À lire triple A, Memorial Day için rekor bir yolcu akışı öngörüyor
Manet, Gauguin ve Seurat’ın İzinde
Yerlerin büyüsü sadece şairlikle bitmiyor. Müzenin duvarları ve döneme uygun olarak yeniden oluşturulmuş bahçesinde, Manet, Gauguin, Morisot ve Whistler gibi sanat döneminin bu su manzaralarından ilham almış eserleri bulunmaktadır. Gözler için bir mutluluk ve bir izlenimci yaz duygusuna olan yoğun bir daldırma. Eğer bu büyülü atmosfer etkilendiyseniz, bölgede orijinal başka yürüyüşler planlamak da mümkün, örneğin Paris’ten pitoresk bir tren kaçamağı veya Rambouillet ormanını keşfetmek.
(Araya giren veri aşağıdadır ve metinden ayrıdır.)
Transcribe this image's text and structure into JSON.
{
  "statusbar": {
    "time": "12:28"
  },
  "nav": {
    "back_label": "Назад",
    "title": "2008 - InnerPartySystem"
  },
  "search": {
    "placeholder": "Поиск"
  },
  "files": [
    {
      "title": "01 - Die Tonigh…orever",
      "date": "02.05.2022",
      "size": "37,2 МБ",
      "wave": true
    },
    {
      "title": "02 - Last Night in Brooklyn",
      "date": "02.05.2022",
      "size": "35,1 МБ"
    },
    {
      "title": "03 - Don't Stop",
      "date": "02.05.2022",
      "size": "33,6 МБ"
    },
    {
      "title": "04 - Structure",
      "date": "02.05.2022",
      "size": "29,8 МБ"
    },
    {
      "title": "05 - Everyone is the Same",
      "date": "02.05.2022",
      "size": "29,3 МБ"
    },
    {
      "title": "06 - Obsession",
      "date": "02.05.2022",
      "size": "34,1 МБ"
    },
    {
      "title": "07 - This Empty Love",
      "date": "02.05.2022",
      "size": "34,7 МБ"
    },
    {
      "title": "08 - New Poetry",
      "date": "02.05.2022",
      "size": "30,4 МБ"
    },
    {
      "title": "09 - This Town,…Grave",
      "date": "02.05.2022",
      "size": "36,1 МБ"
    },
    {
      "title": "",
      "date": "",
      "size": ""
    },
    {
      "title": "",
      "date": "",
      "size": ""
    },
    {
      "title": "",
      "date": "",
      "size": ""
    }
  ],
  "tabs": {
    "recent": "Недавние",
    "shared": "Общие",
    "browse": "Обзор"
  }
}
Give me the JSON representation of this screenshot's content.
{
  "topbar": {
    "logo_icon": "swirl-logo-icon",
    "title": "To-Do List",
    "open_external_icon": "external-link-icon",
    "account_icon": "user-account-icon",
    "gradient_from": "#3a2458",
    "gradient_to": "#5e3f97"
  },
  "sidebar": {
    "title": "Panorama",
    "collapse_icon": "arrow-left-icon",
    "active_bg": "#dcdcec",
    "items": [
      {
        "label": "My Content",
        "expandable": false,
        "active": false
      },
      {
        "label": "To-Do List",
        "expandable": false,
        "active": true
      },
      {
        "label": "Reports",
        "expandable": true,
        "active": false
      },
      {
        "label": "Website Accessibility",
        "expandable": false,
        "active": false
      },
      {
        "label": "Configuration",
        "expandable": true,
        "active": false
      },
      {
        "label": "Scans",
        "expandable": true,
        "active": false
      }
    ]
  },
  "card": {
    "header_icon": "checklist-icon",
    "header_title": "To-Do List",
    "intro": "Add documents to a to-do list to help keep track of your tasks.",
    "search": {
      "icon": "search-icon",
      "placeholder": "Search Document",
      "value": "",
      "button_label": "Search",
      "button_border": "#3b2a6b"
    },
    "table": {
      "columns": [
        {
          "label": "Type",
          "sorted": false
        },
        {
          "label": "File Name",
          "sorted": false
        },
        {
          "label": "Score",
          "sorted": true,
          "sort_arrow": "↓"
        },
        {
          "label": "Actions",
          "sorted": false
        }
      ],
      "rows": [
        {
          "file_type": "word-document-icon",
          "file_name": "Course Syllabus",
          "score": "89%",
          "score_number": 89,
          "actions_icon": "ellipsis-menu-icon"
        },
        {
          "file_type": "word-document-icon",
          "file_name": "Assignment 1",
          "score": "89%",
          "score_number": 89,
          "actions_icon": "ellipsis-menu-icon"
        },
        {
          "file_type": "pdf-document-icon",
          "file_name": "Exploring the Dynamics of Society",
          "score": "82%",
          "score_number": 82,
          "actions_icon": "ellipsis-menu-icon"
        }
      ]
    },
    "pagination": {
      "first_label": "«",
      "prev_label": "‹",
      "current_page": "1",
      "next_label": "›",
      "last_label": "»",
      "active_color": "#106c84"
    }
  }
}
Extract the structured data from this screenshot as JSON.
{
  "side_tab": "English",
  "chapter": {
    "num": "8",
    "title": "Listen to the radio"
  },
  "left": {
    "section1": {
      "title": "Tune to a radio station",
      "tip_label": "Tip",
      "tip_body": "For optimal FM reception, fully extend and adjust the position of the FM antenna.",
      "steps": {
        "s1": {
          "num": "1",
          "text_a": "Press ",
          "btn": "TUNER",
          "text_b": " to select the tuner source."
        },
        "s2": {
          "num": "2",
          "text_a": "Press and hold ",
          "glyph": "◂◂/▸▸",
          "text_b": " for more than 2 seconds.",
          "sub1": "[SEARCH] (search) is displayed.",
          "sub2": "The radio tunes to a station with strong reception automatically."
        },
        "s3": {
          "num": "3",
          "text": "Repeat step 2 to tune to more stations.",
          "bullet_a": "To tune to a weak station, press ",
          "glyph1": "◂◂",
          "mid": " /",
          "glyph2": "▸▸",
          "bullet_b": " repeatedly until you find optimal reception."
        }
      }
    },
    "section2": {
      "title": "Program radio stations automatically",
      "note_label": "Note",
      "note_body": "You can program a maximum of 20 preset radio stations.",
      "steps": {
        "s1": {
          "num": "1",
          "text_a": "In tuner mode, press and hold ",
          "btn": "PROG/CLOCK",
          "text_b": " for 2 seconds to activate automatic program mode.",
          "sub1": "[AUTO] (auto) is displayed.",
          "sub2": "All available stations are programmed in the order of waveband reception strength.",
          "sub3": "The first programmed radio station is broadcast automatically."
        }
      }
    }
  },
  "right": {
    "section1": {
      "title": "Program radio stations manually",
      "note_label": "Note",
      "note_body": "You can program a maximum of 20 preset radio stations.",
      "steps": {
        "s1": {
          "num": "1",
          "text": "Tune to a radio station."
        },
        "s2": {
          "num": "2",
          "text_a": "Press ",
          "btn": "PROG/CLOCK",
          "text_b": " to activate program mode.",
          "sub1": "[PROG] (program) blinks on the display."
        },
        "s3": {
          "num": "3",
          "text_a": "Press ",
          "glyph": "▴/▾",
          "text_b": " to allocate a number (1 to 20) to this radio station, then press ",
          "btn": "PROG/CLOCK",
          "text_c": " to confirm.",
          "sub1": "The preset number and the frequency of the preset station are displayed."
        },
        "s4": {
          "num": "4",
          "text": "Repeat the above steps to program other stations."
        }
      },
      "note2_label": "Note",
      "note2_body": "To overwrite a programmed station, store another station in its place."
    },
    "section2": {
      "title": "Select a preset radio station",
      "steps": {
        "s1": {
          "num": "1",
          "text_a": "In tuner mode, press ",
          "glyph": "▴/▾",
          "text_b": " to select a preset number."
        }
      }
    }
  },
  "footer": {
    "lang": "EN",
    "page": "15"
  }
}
“Affolantes”ın Çılgın Cazibesi
Fontainebleau’nun huzurlu sularından bahsetmeden Affolantes’ı anmak imkânsız; Seine Nehri kıyısındaki bu tuhaf villalar. 1830 ile 1914 arasında, yazarlar, sanatçılar ve sanayiciler, burada huzuru ve güzelliği yakalamak için bu villaları inşa ettiler. Renkli ahşapları, işlenmiş balkonları ve lüks bahçeleri ile bu evler, Samois, Bois-le-Roi, Héricy ve Thomery’de su kıyısında yer alan gerçek mimari mücevherlerdir. Bazıları, bugün hâlâ ünlü villa Les Fontaines-Dieu gibi sınıflandırılmışken, diğerleri izleyiciyi yükseklerden selamlıyor; gizem ve nostalji dolu bir havayla geçmişe dair bir parfüm taşıyor, o zamanlarda nehrin kaygısızlığı anlamına geldiği bir dönemi.
Rüzgârda, Akıl Hafifken Uzaklara Gitmek
Yerlerin büyüsünü tam olarak tadabilmek için, Seine Nehri’nde bir kano gezisi ya da nehrin kıyısını takip eden gölgeli patikalarda bir yürüyüşten daha iyi bir şey yoktur. Ormanda sessiz yollar ve suyun sakin dalgaları arasında, her dönüş sürprizler sunuyor: eski bir yıkanak manzarası, üzerinde durmak için bir iskele ya da huzurlu bir guinguette, burada yaşamın tatlılığına kadeh kaldırmak için… Kim bilir, bu yürüyüş belki de sizin bir sonraki çiçek defterinize ilham verebilir ya da sizi Paris’in gürültüsünden uzak başka maceralara yelken açmak için gereksinim duyurabilir.